Ladna Michael
Internal Medicine, University of California Davis Medical Center, Sacramento, USA.
Cureus. 2025 May 19;17(5):e84429. doi: 10.7759/cureus.84429. eCollection 2025 May.
A male in his late 40s with a past medical history of morbid obesity status post Roux-en-Y gastric bypass in 2004 presented to the emergency department with recurrent hypoglycemia. The hypoglycemic episodes were triggered by preceding hyperglycemia shortly after a meal. Due to the rapid drop in glucose, he often did not have sufficient time to ingest a rapid-acting carbohydrate snack, resulting in the progression of neuroglycopenic symptoms to syncope. His wife would then immediately administer intramuscular glucagon. A thorough workup did not reveal decompensated liver cirrhosis, chronic kidney disease, congestive heart failure, hypothyroidism, adrenal insufficiency, or insulin use. Serum insulin and C-peptide levels were profoundly elevated. A magnetic resonance imaging (MRI) of the abdomen and pelvis showed no pancreatic mass to suggest an insulinoma. He was referred to interventional radiology (IR) for a selective arterial calcium stimulation test (SACST), which showed an insulin ratio >2 in the gastroduodenal and hepatic arteries, consistent with a diagnosis of nesidioblastosis. He was trialed on numerous medications, which included octreotide, acarbose, diazoxide, and verapamil. He did not tolerate the octreotide due to the adverse effect of worsening abdominal pain and elevated serum lipase consistent with an attack of acute on chronic pancreatitis. The remaining medical regimen was ineffective at preventing hypoglycemia. Although evidence is lacking for use in this context, empagliflozin was then added to prevent the hyperglycemic spikes; however, this too proved ineffective at preventing hypoglycemic episodes.

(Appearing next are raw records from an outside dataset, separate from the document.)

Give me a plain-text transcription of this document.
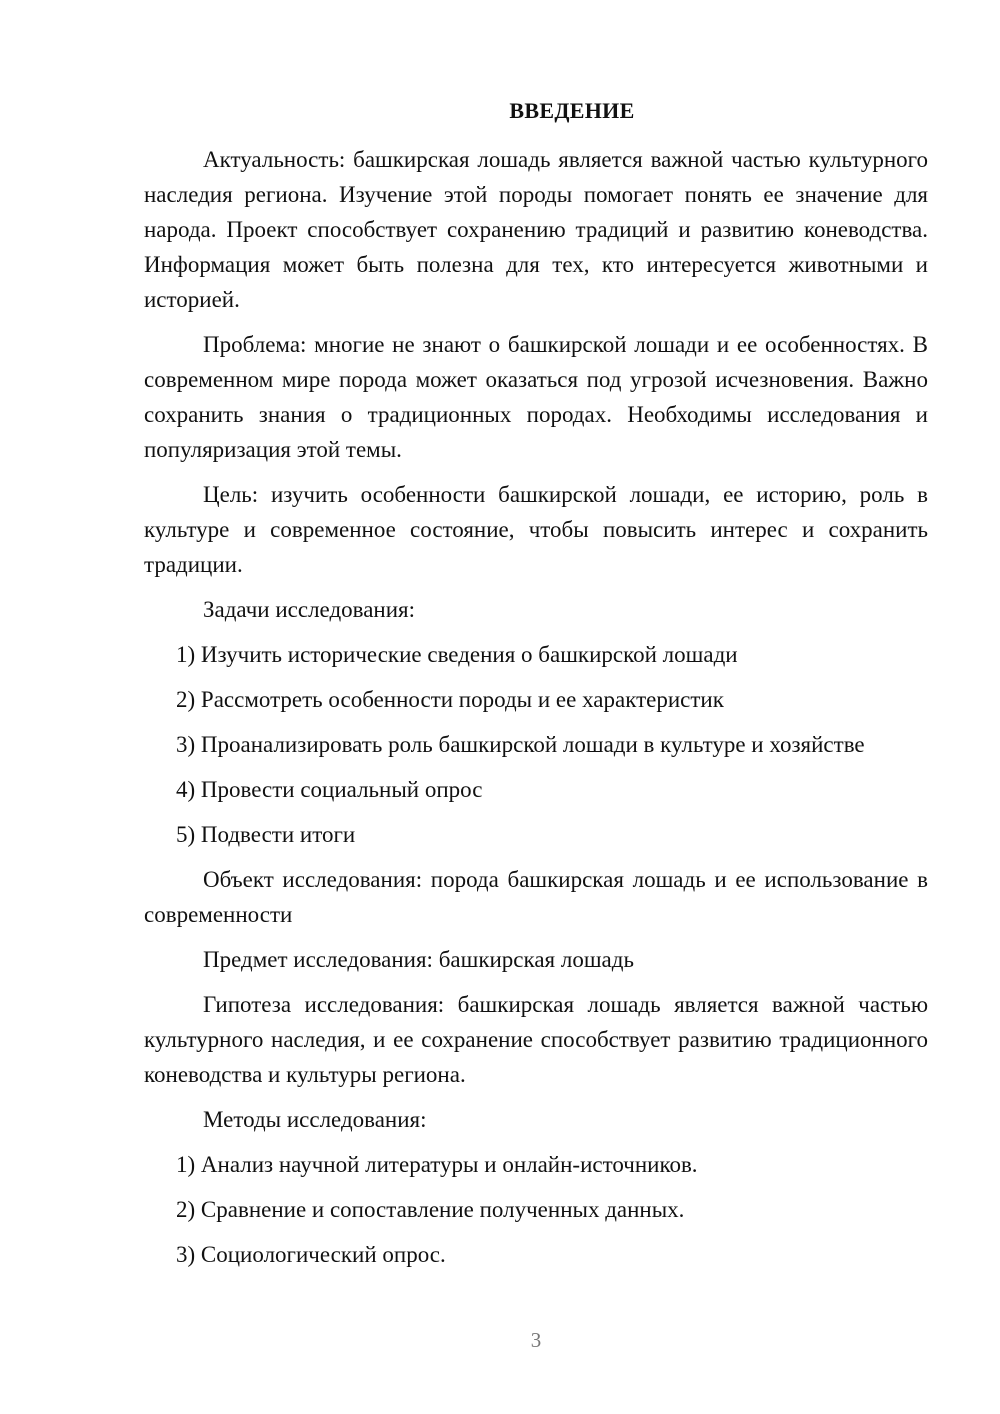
ВВЕДЕНИЕ

Актуальность: башкирская лошадь является важной частью культурного наследия региона. Изучение этой породы помогает понять ее значение для народа. Проект способствует сохранению традиций и развитию коневодства. Информация может быть полезна для тех, кто интересуется животными и историей.

Проблема: многие не знают о башкирской лошади и ее особенностях. В современном мире порода может оказаться под угрозой исчезновения. Важно сохранить знания о традиционных породах. Необходимы исследования и популяризация этой темы.

Цель: изучить особенности башкирской лошади, ее историю, роль в культуре и современное состояние, чтобы повысить интерес и сохранить традиции.

Задачи исследования:

1) Изучить исторические сведения о башкирской лошади

2) Рассмотреть особенности породы и ее характеристик

3) Проанализировать роль башкирской лошади в культуре и хозяйстве

4) Провести социальный опрос

5) Подвести итоги

Объект исследования: порода башкирская лошадь и ее использование в современности

Предмет исследования: башкирская лошадь

Гипотеза исследования: башкирская лошадь является важной частью культурного наследия, и ее сохранение способствует развитию традиционного коневодства и культуры региона.

Методы исследования:

1) Анализ научной литературы и онлайн-источников.

2) Сравнение и сопоставление полученных данных.

3) Социологический опрос.

3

He underwent placement of a percutaneous endoscopic gastrostomy tube intended to tightly control his serum glucose via carbohydrate-low, protein-rich enteral feeds to prevent hyperglycemic episodes; however, this too failed due to suboptimal compliance with oral diet. Endocrinologic surgery declined distal pancreatectomy due to high morbidity and mortality risk with questionable benefit. The patient opted to seek a second opinion at another medical center.

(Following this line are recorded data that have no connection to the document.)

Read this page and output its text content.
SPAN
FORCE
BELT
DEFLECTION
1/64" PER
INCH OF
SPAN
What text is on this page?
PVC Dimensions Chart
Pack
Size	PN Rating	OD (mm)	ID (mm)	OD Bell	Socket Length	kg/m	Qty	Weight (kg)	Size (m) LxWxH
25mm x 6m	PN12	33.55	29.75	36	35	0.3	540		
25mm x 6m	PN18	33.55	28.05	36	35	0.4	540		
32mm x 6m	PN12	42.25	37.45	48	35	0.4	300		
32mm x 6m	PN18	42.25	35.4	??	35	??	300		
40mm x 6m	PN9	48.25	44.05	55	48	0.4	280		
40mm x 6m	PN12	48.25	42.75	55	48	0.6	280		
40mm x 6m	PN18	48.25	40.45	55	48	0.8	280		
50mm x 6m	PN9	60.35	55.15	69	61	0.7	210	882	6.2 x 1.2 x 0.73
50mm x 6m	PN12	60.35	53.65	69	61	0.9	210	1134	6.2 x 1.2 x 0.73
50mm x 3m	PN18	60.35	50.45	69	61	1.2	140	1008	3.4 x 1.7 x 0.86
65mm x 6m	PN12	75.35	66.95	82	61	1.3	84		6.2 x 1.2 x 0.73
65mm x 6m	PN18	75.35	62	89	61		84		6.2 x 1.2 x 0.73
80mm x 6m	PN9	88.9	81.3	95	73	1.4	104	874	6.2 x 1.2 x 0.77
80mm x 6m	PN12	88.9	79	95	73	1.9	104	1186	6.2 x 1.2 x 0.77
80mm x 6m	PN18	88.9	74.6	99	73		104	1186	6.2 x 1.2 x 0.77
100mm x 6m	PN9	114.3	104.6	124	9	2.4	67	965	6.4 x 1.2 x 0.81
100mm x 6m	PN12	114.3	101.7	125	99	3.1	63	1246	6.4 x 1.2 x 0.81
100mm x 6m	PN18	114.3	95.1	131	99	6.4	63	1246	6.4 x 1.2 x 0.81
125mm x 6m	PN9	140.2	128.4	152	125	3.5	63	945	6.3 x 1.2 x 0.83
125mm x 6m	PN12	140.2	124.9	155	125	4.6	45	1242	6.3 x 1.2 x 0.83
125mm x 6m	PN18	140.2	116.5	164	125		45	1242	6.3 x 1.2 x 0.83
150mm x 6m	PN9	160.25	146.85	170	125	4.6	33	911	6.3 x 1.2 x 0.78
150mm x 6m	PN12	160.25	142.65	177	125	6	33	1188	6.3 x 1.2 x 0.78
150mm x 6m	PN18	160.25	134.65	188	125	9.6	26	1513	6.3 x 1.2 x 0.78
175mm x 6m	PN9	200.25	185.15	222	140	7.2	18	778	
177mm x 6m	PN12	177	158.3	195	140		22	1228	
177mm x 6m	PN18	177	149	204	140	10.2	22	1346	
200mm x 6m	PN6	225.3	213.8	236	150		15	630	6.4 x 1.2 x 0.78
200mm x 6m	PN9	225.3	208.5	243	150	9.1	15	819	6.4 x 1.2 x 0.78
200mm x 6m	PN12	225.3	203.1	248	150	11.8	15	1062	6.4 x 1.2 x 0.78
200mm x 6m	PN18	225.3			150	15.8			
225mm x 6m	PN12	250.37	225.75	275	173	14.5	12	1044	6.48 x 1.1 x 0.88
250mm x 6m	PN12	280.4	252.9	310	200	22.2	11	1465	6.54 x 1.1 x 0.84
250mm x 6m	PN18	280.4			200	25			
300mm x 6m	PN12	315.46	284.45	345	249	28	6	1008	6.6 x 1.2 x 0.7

一名40多岁男性,有严重肥胖病史,于2004年接受了Roux-en-Y胃旁路手术,因反复低血糖发作就诊于急诊科。低血糖发作由餐后不久出现的高血糖引发。由于血糖迅速下降,他常常没有足够时间摄入快速起效的碳水化合物零食,导致神经低血糖症状进展为晕厥。随后他的妻子会立即注射肌内胰高血糖素。全面检查未发现失代偿期肝硬化、慢性肾病、充血性心力衰竭、甲状腺功能减退、肾上腺功能不全或使用胰岛素的情况。血清胰岛素和C肽水平显著升高。腹部和盆腔的磁共振成像(MRI)未显示胰腺肿块提示胰岛素瘤。他被转诊至介入放射科进行选择性动脉钙刺激试验(SACST),结果显示胃十二指肠动脉和肝动脉的胰岛素比值>2,符合成神经细胞瘤病的诊断。他试用了多种药物,包括奥曲肽、阿卡波糖、二氮嗪和维拉帕米。由于腹痛加重和血清脂肪酶升高的不良反应,符合慢性胰腺炎急性发作,他无法耐受奥曲肽。其余药物治疗方案在预防低血糖方面无效。尽管缺乏在此情况下使用的证据,但随后加用恩格列净以预防高血糖峰值;然而,这在预防低血糖发作方面也被证明无效。他接受了经皮内镜下胃造口管置入术,旨在通过低碳水化合物、高蛋白的肠内营养严格控制血糖以预防高血糖发作;然而,由于口服饮食依从性欠佳,这一方法也失败了。内分泌外科因远端胰腺切除术的高发病率和死亡率风险以及可疑的获益而拒绝手术。患者选择在另一家医疗中心寻求第二种意见。